Magistrate locks up Police Chief inspector

Zambia Police Chief Inspector Nebert Chellamaumba was today locked up in court cells by Magistrate Chola Musonda for failing to carry out a court order to issue murder suspect Mazabuka Member of Parliament (MP) Gary Nkombo with a medical report within 48 hours as ordered by the court last Friday.

This was when the case for Hon Gary Nkombo, who is charged with murder contrary to section 200 of the Penal Code chapter 87 of the Laws of Zambia, came up for hearing.

Last week, the defence complained that their client , Hon Garry Nkombo, was unwell after he was allegedly assaulted by Western Province Minister Obvious Mwaliteta. This prompted Magistrate Musonda to directe the station officer in charge to issue Mr Nkombo with a medical report within 48 hours.

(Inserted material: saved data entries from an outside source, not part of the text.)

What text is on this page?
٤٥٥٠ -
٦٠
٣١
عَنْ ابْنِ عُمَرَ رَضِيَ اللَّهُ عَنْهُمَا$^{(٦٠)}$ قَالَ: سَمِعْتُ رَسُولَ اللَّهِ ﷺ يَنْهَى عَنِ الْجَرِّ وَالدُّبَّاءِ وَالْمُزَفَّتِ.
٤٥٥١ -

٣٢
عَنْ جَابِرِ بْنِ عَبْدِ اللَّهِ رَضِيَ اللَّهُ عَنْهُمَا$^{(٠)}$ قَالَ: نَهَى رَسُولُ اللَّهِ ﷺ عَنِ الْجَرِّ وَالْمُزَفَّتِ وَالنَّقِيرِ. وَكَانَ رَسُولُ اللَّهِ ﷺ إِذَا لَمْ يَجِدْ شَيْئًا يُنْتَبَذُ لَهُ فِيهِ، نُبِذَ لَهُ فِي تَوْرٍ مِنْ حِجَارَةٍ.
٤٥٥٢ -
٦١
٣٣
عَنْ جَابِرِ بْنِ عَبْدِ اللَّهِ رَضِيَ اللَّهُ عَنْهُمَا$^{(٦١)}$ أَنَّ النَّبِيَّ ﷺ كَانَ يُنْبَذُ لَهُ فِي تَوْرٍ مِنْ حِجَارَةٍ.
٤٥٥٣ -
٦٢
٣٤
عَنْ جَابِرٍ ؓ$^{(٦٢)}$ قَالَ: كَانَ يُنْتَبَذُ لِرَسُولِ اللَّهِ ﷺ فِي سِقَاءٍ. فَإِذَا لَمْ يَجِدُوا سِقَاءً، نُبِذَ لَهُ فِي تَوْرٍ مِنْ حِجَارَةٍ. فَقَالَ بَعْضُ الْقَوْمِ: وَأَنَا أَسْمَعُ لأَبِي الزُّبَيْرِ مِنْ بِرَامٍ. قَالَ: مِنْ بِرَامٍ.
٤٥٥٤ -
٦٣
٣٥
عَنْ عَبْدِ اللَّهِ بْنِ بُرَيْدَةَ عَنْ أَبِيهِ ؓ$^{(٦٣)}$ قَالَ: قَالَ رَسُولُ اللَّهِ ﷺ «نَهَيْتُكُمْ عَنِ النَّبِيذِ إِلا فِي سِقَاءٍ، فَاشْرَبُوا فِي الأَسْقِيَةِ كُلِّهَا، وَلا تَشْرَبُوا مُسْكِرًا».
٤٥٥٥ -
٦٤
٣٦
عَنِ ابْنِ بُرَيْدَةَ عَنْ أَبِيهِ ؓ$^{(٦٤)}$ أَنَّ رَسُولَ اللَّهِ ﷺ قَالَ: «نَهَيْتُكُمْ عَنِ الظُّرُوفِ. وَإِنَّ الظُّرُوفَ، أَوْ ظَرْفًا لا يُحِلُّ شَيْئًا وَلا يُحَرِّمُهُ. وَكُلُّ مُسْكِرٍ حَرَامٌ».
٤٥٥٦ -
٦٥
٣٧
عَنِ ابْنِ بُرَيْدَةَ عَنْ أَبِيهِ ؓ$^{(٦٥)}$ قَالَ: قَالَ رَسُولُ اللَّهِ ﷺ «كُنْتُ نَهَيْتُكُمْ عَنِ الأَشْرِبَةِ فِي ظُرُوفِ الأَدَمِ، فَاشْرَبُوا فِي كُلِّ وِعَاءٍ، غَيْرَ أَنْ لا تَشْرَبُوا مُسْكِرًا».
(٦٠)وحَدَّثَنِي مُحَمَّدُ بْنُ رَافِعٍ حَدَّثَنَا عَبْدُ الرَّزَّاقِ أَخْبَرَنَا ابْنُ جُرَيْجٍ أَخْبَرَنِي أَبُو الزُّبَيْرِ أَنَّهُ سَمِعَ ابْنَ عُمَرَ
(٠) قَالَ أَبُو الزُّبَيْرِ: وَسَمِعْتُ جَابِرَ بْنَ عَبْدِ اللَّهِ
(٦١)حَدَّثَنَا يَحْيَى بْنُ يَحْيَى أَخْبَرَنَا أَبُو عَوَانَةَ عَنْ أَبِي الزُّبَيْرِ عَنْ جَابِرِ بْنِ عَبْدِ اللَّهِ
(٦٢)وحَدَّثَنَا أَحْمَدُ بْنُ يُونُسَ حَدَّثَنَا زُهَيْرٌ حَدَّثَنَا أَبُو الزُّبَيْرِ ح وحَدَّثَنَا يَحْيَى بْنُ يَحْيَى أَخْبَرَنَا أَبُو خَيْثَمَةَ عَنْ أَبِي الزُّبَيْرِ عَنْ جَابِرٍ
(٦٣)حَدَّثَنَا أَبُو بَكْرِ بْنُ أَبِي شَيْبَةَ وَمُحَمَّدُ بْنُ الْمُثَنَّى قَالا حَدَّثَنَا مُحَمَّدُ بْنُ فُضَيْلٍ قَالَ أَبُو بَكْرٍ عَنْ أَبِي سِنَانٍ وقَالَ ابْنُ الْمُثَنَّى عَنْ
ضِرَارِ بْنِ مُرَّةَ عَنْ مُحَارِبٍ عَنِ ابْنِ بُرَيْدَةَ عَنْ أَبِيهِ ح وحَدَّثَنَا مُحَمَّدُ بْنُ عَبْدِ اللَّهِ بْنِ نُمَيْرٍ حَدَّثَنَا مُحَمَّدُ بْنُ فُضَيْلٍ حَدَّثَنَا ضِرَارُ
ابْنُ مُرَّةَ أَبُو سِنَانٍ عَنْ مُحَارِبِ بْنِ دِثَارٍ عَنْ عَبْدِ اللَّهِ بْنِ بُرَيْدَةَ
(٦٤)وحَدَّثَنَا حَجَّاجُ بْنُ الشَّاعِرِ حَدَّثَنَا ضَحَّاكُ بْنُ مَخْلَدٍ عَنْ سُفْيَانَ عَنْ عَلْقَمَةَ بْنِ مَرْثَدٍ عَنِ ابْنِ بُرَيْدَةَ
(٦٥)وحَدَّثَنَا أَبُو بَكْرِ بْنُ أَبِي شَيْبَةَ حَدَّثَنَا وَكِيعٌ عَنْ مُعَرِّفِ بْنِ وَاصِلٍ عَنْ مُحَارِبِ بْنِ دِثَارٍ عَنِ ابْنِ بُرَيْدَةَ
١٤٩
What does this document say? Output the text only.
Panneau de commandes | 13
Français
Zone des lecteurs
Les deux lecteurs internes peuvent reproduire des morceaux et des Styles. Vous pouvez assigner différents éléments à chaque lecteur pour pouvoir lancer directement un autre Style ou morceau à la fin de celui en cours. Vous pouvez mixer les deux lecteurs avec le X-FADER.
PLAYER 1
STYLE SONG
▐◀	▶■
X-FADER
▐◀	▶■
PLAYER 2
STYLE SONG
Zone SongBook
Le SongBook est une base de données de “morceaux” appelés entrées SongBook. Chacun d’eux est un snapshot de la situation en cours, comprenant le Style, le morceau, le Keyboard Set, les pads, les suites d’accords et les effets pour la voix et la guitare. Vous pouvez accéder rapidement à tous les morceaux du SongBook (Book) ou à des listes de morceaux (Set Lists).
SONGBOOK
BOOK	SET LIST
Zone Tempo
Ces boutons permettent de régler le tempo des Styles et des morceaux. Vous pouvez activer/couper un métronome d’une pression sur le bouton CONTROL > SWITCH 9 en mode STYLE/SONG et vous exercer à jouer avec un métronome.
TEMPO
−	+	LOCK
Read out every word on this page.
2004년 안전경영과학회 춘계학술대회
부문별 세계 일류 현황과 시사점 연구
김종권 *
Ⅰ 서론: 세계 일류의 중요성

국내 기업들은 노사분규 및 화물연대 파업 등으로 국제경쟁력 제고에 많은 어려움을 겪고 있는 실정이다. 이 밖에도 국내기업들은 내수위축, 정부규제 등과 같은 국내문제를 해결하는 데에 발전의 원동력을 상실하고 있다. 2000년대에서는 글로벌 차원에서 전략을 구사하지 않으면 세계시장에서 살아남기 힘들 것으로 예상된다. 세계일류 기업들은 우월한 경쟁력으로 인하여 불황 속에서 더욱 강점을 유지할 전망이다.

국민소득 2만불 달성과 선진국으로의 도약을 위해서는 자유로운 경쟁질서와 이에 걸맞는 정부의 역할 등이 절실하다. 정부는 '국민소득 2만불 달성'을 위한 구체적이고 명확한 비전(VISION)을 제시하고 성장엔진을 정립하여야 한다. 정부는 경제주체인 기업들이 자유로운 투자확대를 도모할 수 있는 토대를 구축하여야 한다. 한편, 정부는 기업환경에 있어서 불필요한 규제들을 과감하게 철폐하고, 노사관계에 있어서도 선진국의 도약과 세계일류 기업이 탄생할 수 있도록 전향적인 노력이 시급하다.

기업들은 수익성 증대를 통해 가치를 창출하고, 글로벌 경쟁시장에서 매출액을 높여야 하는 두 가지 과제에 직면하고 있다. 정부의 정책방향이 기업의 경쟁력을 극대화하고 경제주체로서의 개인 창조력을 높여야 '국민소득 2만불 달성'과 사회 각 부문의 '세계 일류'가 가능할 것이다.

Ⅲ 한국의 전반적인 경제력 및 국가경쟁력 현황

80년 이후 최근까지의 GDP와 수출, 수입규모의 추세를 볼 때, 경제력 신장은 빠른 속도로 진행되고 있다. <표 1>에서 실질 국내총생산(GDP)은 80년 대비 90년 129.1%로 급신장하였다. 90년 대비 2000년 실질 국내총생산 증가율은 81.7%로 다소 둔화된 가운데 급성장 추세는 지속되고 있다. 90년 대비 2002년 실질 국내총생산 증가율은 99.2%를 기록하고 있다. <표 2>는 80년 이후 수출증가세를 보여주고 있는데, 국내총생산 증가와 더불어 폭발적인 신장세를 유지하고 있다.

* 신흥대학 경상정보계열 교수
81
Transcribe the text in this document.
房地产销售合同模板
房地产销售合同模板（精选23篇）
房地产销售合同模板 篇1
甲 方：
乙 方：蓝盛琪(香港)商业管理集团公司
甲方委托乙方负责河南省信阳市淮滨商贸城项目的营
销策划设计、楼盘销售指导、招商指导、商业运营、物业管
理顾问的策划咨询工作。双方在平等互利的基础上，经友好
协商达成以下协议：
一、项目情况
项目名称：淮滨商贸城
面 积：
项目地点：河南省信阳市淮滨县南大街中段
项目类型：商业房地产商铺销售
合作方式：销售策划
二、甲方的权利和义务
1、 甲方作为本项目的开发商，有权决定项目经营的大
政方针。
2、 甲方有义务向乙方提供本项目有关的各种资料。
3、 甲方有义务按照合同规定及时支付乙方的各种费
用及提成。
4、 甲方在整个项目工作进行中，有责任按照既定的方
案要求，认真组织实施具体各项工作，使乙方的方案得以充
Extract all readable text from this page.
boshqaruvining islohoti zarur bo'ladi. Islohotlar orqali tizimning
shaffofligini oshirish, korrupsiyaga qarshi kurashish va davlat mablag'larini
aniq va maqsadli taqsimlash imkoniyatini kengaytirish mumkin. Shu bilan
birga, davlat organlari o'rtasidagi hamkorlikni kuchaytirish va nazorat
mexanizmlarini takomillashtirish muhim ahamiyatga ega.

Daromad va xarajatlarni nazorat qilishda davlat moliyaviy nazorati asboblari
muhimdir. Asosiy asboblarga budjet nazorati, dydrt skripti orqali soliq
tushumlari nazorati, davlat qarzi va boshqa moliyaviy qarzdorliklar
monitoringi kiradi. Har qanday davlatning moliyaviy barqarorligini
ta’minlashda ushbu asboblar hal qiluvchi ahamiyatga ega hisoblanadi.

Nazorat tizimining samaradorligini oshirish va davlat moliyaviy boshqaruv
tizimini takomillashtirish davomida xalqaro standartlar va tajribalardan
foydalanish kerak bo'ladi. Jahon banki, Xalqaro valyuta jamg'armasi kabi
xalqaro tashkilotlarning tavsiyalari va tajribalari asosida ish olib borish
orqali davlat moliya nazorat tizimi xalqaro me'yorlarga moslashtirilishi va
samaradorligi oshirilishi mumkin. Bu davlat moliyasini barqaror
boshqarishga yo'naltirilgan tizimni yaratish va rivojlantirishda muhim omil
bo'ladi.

Today, Magistrate Musonda asked Nkombo if the police had given him a medical report following a court order last Friday but the Mazabuka lawmaker said he was not given.

This prompted magistrate Musonda to summon the criminal investigations officer but the court was told that the officer was out of station and Inspector Chellamaumba came to court to represent the police.

At this point, magistrate Musonda said he expected police officers to take court orders seriously.

“I have found that you disobeyed the court order. It is not the intention of the court to punish police officers but if you neglect your duty to implement court orders, this honourable court will not be shy to punish you,” Magistrate Musonda said after which Inspector Chellamaumba was led to court cells.

Magistrate Musonda has since directed Livingstone district prosecutions officer Jonathan Chenda, who was present in court, to immediately facilitate the medical report for Nkombo to receive medical attention.

However, Southern province Commissioner of Police Charity Katanga defended the Police saying that there was no written court order for the police to issue Nkombo with a medical report.

“We only learn’t of the magistrate’s directive through the media and there was no written court order as was done in one instance in Lusaka where a magistrate gave an instruction in court and followed it up with a written court order to the police,” she said.